Insufficient prudence in the assumptions underlying firms’ cashflow modelling

This includes the risk of delays in receiving cash inflows (following the sale of business units). It also includes a lack of consideration of second-order effects (such as reputational impact and potential further impacts upon valuation of business units, retention of staff and renewal of clients). These may increase the impact of a risk crystalising. Any cashflow modelling under wind-down needs to be supported by realistic and reasonable assumptions which are discussed, challenged, and updated as part of the regular update of the wind-down plan. Not having realistic assumptions increases the risk of the firm struggling to achieve the actions in the wind-down plan, potentially having insufficient resources and facing a disorderly wind-down.

Insufficiently considering the potential for harm in wind-down and ways of minimising this

Wind-down plans should minimise harm to consumers, markets, and the firm itself. To achieve that, firms must consider the potential harm they can cause to all relevant stakeholders by having to wind down. Any management or mitigating actions, as part of the wind-down planning arrangements, should be designed with the objective of minimising that potential harm.

Expectations around complex structures and group exposures

We expect firms to ensure that they have adequate resources. They should have in place arrangements which allow them to clearly evidence that they meet this requirement. We observed the following:

Firms with complex structures and/or many regulated entities within those group structures should have sufficient compensating arrangements (such as adequate governance and controls to mitigate the risks)
Where there is a lack of consolidation at the authorised entity level, this can present challenges (i) for firms in ensuring they have adequate governance, risk management and wind-down arrangements in place, and (ii) for us in being able to effectively supervise those arrangements. These challenges are further exacerbated where firms grow quickly, including via acquisitions and where they lack strong senior management.

 

Firms should consider risks arising from the potential impact of group exposures such as operational dependencies, debt guarantees or group level pension liabilities
It is important for firms to consider whether their wind-down plans are dependent on their wider groups or any other third parties. This will ensure that they identify and mitigate any risks to orderly wind-down from such exposures. We also know there are firms who may rely on their immediate parents to provide liquidity – however, we expect that any liquidity to achieve orderly wind-down is sitting with the firm and not with the immediate parent.

 

Actions for firms

We are sharing these findings to help firms consider the appropriateness of their current arrangements, and to help them comply with existing expectations and requirements. We expect a firm’s wind-down planning to be proportionate to the nature, scale and complexity of its activities.  

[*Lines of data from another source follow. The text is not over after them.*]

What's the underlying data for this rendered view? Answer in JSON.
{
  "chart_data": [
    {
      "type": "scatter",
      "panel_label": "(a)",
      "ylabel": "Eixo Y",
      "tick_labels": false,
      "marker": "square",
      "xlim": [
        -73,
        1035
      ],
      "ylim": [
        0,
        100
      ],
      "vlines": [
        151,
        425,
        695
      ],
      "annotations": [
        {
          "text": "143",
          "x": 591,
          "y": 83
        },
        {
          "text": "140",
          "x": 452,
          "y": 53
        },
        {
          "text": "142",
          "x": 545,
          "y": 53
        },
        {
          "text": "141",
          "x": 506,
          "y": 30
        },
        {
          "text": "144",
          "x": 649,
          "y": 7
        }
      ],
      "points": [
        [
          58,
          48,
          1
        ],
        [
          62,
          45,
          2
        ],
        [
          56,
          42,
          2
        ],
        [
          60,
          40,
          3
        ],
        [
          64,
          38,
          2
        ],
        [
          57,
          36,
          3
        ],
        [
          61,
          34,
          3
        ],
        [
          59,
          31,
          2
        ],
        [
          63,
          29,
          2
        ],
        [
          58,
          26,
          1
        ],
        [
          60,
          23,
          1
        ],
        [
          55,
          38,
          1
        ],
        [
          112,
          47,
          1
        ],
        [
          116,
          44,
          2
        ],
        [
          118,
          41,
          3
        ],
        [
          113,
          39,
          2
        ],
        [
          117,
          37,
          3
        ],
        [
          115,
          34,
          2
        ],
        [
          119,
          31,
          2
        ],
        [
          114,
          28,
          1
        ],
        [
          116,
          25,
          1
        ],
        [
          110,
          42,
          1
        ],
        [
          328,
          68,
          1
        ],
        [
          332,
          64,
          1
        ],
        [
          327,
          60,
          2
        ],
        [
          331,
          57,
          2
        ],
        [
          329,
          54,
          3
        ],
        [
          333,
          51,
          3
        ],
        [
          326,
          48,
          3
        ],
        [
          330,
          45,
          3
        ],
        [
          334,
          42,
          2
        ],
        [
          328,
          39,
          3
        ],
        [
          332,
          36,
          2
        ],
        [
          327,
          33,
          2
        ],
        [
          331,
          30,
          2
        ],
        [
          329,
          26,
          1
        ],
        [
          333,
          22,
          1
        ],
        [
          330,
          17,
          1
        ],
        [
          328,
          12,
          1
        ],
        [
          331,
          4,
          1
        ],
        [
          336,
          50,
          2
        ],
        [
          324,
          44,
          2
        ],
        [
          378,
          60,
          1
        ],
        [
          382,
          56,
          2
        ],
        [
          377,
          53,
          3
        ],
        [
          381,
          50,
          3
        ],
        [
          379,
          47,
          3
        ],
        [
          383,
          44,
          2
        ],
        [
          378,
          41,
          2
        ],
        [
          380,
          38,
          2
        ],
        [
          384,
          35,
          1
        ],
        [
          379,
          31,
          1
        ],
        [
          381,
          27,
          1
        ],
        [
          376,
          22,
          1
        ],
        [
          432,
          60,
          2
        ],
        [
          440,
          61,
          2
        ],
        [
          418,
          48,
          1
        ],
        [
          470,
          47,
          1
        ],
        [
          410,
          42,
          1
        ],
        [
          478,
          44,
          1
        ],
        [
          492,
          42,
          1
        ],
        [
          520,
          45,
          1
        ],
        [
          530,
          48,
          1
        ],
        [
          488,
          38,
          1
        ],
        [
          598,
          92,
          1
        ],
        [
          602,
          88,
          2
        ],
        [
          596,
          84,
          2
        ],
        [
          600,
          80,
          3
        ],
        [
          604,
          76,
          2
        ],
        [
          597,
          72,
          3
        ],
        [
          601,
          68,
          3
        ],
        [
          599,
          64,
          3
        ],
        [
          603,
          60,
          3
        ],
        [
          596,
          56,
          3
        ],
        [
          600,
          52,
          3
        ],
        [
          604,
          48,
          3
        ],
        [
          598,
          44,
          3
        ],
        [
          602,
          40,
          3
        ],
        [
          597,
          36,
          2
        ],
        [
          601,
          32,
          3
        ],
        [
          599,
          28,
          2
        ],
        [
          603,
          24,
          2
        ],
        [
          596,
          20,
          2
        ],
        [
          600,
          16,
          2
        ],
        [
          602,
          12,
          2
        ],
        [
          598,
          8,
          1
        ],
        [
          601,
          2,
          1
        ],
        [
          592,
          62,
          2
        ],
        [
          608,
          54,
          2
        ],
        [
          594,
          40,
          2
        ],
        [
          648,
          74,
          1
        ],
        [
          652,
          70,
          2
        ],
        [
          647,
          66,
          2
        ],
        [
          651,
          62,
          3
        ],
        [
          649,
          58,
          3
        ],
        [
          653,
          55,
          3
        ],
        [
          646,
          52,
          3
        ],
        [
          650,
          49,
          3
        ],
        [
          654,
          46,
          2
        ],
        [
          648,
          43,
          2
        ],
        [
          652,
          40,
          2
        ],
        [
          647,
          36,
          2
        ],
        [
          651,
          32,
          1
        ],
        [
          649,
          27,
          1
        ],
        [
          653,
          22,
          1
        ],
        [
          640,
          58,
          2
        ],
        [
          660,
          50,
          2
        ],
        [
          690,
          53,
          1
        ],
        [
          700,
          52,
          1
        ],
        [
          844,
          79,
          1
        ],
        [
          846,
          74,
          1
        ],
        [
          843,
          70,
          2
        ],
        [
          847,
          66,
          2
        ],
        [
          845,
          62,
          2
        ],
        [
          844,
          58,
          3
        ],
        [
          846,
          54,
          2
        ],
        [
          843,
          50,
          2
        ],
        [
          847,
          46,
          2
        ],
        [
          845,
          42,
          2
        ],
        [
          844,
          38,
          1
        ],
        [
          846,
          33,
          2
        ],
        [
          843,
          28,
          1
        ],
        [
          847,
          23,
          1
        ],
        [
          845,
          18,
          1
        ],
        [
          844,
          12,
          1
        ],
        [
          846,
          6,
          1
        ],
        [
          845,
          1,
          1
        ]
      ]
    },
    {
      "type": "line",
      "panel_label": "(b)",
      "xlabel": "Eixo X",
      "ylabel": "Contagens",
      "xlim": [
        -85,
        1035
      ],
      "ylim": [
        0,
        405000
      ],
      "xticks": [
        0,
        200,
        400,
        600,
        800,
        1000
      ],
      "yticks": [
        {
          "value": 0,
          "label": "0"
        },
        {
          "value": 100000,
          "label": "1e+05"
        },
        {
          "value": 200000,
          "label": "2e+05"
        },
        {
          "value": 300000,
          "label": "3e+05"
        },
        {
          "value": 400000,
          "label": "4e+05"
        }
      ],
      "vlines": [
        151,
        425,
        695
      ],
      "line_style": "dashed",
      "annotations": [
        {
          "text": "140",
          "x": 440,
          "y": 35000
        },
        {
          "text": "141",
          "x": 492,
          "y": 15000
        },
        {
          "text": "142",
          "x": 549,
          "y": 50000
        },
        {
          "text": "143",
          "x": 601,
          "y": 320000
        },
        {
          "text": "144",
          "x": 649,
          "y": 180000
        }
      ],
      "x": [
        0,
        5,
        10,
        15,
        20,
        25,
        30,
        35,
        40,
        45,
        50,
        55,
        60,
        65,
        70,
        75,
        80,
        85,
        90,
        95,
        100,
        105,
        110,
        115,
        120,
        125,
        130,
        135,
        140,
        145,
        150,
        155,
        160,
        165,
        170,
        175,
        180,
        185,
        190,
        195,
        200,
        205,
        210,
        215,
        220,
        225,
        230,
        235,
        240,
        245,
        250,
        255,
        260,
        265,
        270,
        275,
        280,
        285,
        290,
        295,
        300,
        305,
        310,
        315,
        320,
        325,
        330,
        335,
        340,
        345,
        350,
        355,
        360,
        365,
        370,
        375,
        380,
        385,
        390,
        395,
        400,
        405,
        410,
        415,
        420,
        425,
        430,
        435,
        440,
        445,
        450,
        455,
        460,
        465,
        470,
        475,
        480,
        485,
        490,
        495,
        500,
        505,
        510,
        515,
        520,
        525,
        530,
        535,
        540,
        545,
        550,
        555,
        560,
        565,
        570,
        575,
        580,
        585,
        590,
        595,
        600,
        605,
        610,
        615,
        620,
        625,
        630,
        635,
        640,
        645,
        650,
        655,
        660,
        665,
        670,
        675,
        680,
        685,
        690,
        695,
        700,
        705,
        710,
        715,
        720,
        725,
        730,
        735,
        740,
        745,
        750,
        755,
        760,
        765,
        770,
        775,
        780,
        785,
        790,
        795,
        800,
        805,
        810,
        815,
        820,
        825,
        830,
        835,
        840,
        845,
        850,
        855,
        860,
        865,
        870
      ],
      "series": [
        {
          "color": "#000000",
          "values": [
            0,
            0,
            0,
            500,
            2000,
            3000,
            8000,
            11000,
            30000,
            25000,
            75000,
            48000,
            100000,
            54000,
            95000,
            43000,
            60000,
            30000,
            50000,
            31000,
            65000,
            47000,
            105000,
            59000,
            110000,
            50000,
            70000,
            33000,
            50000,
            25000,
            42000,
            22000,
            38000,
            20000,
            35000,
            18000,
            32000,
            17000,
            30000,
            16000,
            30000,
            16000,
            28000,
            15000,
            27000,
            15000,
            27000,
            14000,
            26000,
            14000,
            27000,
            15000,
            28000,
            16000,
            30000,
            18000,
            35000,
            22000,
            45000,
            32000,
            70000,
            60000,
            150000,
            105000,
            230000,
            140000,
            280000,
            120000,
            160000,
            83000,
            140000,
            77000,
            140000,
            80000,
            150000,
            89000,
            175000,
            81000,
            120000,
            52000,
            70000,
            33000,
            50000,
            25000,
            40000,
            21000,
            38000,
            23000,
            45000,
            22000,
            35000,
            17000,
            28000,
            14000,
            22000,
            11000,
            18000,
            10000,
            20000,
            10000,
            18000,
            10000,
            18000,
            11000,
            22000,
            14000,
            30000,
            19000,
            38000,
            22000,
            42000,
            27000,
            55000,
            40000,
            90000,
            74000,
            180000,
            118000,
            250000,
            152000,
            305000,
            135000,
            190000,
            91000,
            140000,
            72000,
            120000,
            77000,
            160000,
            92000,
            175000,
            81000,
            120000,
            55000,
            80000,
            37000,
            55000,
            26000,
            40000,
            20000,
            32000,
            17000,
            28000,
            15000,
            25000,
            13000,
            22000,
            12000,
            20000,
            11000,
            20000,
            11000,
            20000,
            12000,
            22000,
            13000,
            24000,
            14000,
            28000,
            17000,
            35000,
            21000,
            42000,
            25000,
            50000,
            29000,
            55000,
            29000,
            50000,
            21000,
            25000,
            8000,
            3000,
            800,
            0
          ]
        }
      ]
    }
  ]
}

We have set out clearly in our three-year strategy and the letters sent to the sector our ongoing focus on financial resilience and the reduction of harm from firm failure. Firms should be financially resilient, have strong arrangements to protect their clients, including safeguarding clients’ money, and be able to recover quickly from disruptions.

We will continue to assess firms’ resilience against our standards, and we will measure success by a low and stable proportion of firms not meeting financial resource requirements. 

Firms should review these findings, refer to our finalised guidance on assessing adequate financial resources and other relevant regulatory material, including that referenced above, and consider whether they should apply any of the expectations and observations in these documents to their assessment of liquidity required for wind-down, and to their wider wind-down planning.

Although our review focused on liquidity required for wind-down, firms may find some of our observations helpful when assessing the adequacy of capital for wind-down and for liquidity, capital and revenue generation when performing ‘going-concern’ stress testing and modelling.